Sense of identity crises
While the longing for the homeland is one side of diasporas experiences, the struggle to gain new identities and become a member of the American society is another aspect of the same experiences.
Much of The Woman Warrior is a struggle—between mother and daughter, daughter and society, and self-identity—making the warrior motif especially appropriate. Fa Mu Lan, the true warrior, becomes the standard by which Kingston measures herself. Though in some ways Kingston comes up wanting comparing herself to the mythical female warrior, she discovers that the very act of writing is both a battle and a victory. As much as Kingston might want to be a fierce warrior, she knows that her true power is in her word and song. Among the culture translation and the culture conflict constantly happened in her daily life, she makes an important comparison between herself and the warrior: they both are burdened with words. Since she didn't have a chance to explain herself and the hurt she inflicted upon the death of her parents, she has the complicated feelings of guilt and mourning. Furthermore, she even makes her become a complete loner in the world.

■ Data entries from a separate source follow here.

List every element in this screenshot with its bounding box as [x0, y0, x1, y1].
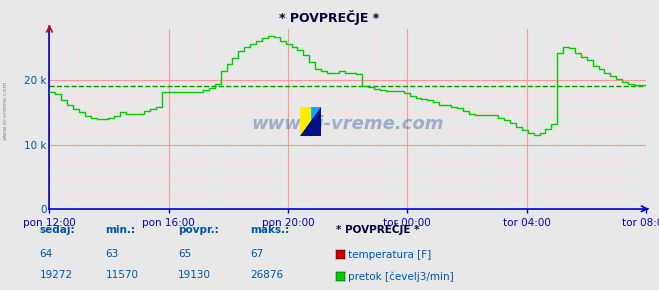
Text: sedaj:: sedaj: — [40, 225, 75, 235]
Text: 11570: 11570 — [105, 270, 138, 280]
Text: 26876: 26876 — [250, 270, 283, 280]
Bar — [300, 107, 310, 136]
Polygon shape — [300, 107, 321, 136]
Text: 64: 64 — [40, 249, 53, 259]
Text: 19130: 19130 — [178, 270, 211, 280]
Text: min.:: min.: — [105, 225, 136, 235]
Text: * POVPREČJE *: * POVPREČJE * — [279, 10, 380, 25]
Text: maks.:: maks.: — [250, 225, 290, 235]
Text: www.si-vreme.com: www.si-vreme.com — [251, 115, 444, 133]
Text: povpr.:: povpr.: — [178, 225, 219, 235]
Text: temperatura [F]: temperatura [F] — [348, 250, 431, 260]
Text: www.si-vreme.com: www.si-vreme.com — [3, 80, 8, 140]
Text: 19272: 19272 — [40, 270, 72, 280]
Text: pretok [čevelj3/min]: pretok [čevelj3/min] — [348, 271, 453, 282]
Text: 65: 65 — [178, 249, 191, 259]
Text: 63: 63 — [105, 249, 119, 259]
Text: * POVPREČJE *: * POVPREČJE * — [336, 224, 420, 235]
Text: 67: 67 — [250, 249, 264, 259]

In The Interpreter, Suzy as an American–born Korean, she feels a strong responsibility to act as a champion for Korean immigrants in the court. Like interpreters, immigrants experience the linguistic and cultural translation as they traverse two worlds. While most immigrants reside in two different worlds, they cannot completely belong to either culture, staying in cultural limbo at times. Suzy approaches her job of being an interpreter as if she is a mathematician, looking for each word's equation. She has no emotional engagement with the people she interprets for; she feels like “the buxom communication officer in Star Trek, the one who repeats exactly what the computer says” (14). However, she is aware of the fact that language is not logical and that there is always a linguistic void resulting from mechanical transference (91). she has witnessed suffer her whole life, faceless, language-less and identity-less, all wrapped around the self- identity crisis within culture translation. As a consequence, Suzy quits her job because an interpreter “cannot choose sides” and she is completely unable to be impartial. As we can see, although immigrants face languagelessness across American states, cannot absolutely define either advantages or disadvantages of immigration. There is no one-size-fits-all approach to conflict resolution, since culture is always a factor. Cultural fluency is therefore a core competency for those who intervene in conflicts or simply want to function more effectively in their own lives and situations

References
Kingston, Maxine. The Woman Warrior: Memoirs of a Girlhood among Ghosts. London: Pan Books Ltd, 1981.
Kim, Suki. The Interpreter. New York: Farrar, Straus and Giroux, 2003.